É crucial contextualizar: a Irriducibili Lazio, historicamente a principal facção ultras, foi dissolvida em 2021 por suas conexões com estes atos. A própria SS Lazio, na tentativa de se modernizar e combater esses estereótipos, tem implementado nos últimos anos campanhas anti-racismo e projetos sociais. A diretoria busca constantemente dissociar a imagem do clube das ações de uma minoria de seus torcedores, enfatizando os valores esportivos e o trabalho com a comunidade.

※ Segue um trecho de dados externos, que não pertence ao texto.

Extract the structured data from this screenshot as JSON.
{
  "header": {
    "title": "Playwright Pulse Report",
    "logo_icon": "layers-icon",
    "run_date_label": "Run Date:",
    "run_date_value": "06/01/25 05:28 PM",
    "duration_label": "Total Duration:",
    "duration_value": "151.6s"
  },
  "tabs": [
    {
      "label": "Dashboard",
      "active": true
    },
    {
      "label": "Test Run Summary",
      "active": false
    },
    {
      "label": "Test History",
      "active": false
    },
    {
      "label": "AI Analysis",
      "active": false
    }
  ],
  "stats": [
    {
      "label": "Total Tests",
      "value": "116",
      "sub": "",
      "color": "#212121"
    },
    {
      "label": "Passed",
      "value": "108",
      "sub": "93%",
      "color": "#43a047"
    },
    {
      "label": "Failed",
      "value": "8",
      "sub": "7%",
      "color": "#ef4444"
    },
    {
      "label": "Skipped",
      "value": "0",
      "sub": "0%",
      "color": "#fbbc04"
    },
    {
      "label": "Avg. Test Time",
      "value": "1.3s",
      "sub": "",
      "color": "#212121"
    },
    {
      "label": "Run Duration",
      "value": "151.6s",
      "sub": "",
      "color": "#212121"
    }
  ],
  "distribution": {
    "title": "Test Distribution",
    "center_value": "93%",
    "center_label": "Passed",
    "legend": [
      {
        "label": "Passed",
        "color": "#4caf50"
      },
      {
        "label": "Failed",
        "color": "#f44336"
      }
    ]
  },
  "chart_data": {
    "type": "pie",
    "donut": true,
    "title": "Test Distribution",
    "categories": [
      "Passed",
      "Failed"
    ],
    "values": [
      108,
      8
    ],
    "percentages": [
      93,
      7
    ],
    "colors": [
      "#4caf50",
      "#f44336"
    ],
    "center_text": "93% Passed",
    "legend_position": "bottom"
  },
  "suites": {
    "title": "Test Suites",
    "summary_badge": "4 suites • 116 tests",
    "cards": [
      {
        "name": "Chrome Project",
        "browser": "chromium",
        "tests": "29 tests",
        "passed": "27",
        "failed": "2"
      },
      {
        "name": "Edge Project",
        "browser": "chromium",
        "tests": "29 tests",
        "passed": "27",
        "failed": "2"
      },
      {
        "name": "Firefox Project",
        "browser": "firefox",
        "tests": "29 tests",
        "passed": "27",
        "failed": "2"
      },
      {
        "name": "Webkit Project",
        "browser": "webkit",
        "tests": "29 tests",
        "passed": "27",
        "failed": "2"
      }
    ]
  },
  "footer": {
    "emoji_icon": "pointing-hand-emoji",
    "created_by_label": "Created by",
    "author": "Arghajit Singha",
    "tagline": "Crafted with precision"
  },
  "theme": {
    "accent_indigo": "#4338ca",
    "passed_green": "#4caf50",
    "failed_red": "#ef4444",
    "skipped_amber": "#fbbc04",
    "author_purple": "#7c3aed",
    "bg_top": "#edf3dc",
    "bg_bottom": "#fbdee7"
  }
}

No entanto, a percepção pública muitas vezes ainda associa o clube a estes episódios. Para o fã comum e para a história esportiva, a Lazio é sinônimo de grandes jogadores como Paolo Di Canio (cujo próprio passado político é controverso), Alessandro Nesta e Ciro Immobile. A dualidade entre a paixão pelo futebol e o ultranacionalismo de parte da torcida continua a ser um dos maiores desafios para a instituição.
Em resumo, a ligação da Lazio com o fascismo é um capítulo complexo e doloroso, mais relacionado a segmentos específicos da sua torcida do que à filosofia oficial do clube. É uma herança que a sociedade italiana e a própria SS Lazio ainda tentam superar, enquanto lutam para escrever um novo capítulo focado exclusivamente no esporte e na inclusão.